Thanks to this, I went from two columns to 12 columns in a few minutes, doing nonbasic operations like NLP, working with dates, etc. This shows the power of data, we can gain a lot of valuable insights from very little!
It is worth noting that all of that happened in only one step in my Dataiku flow (pipeline) with my raw CSV dataset on the left and the transformed data on the right, with my prepare recipe in the middle where all of these transformations happened (date, text processing, etc.). In this example, you can see it’s very easy to push data to different connections with Dataiku. In this case, my output dataset is stored on Azure. You can see the full list of Dataiku connectors here.
Now, we’re ready to plot some of this data. In a couple of clicks, I am able to plot the percentage of movie or show plays on each day of the week.
And now that my graphs are ready, I can put them in a dashboard.
What Does This Data Say About Me?
The shows I watch most often are...
- “Friends”: It's an easy go-to and one of the things my partner and I can watch easily. She's more about lighter, feel good movies and I'm more into historical films, thrillers, and war movies (surprising right?). “Friends” is a great flashback to my high school years rewatching those! I thought I remembered everything but actually quite the opposite. Also, I love any movie/series that takes place in New York.

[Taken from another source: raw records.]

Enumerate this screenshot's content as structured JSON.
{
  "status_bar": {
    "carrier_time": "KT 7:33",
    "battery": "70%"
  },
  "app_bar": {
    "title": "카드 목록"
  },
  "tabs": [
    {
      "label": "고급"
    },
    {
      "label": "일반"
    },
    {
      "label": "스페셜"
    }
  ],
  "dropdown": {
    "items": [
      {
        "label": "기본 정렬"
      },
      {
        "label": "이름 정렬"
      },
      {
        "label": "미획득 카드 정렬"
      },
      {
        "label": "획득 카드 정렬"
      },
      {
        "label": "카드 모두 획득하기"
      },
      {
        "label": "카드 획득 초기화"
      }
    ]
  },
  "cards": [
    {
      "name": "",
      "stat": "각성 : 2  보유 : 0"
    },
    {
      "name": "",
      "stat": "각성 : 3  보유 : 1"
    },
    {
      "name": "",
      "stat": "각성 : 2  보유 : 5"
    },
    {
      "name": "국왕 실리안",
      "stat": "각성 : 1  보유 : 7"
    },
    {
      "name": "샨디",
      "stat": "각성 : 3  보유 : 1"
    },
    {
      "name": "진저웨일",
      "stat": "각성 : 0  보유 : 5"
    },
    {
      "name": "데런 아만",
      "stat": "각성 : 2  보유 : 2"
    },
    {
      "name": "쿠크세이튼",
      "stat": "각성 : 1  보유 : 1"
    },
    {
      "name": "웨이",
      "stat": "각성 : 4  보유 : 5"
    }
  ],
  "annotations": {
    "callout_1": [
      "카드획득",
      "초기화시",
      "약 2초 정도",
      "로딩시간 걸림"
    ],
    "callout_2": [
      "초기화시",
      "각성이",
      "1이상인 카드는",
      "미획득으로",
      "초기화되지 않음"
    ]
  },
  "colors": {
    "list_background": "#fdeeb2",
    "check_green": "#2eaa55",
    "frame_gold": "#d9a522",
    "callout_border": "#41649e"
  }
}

- “The Crown”: Speaking of historical content... I’m not really into the monarchy but what I found interesting in “The Crown” was how it covers the second half of the 20th century and the politics of the time. I’ve already been curious about this time of our history, the Cold War, etc. and “The Crown” is interesting in that sense.
- “Formula 1 - Drive to Survive”: I was not really following F1 but this docuseries put me right into it, to the point that I've started watching the races live. I like how the series dives into the story of each driver and each team. As we can expect, a lot of the drivers come from privileged backgrounds (or race car driving runs in their families), but some of them come from families that sacrificed everything for their kid to become a pilot, like Lewis Hamilton or Esteban Ocon. That, combined with the drama of the races and the competitions between the various teams at all levels, makes it an exciting watch if you’re into sports.
I most often watch Netflix when...
Looking over the last two or more years, you can see a clear bump up between before and after Covid. The number of programs watched in 2020 was more than double that in 2019. Like many people, I guess being locked at home seriously increased our consumption on Netflix.
Next, I looked at the number of views per month over a year. There are also clear seasonality trends with more views in the colder seasons than in the spring and summer. There again no surprise, we’re just not really watching it when it’s nice and warm outside. On the other hand, it’s definitely something we do more of when dealing with Berlin winters! Similarly, over aggregated data per day of the week, you can see we have more plays on weekends. I hope you enjoyed this unique way of getting to know me (and how Dataiku made it easy!). Check out what your Netflix data says about you!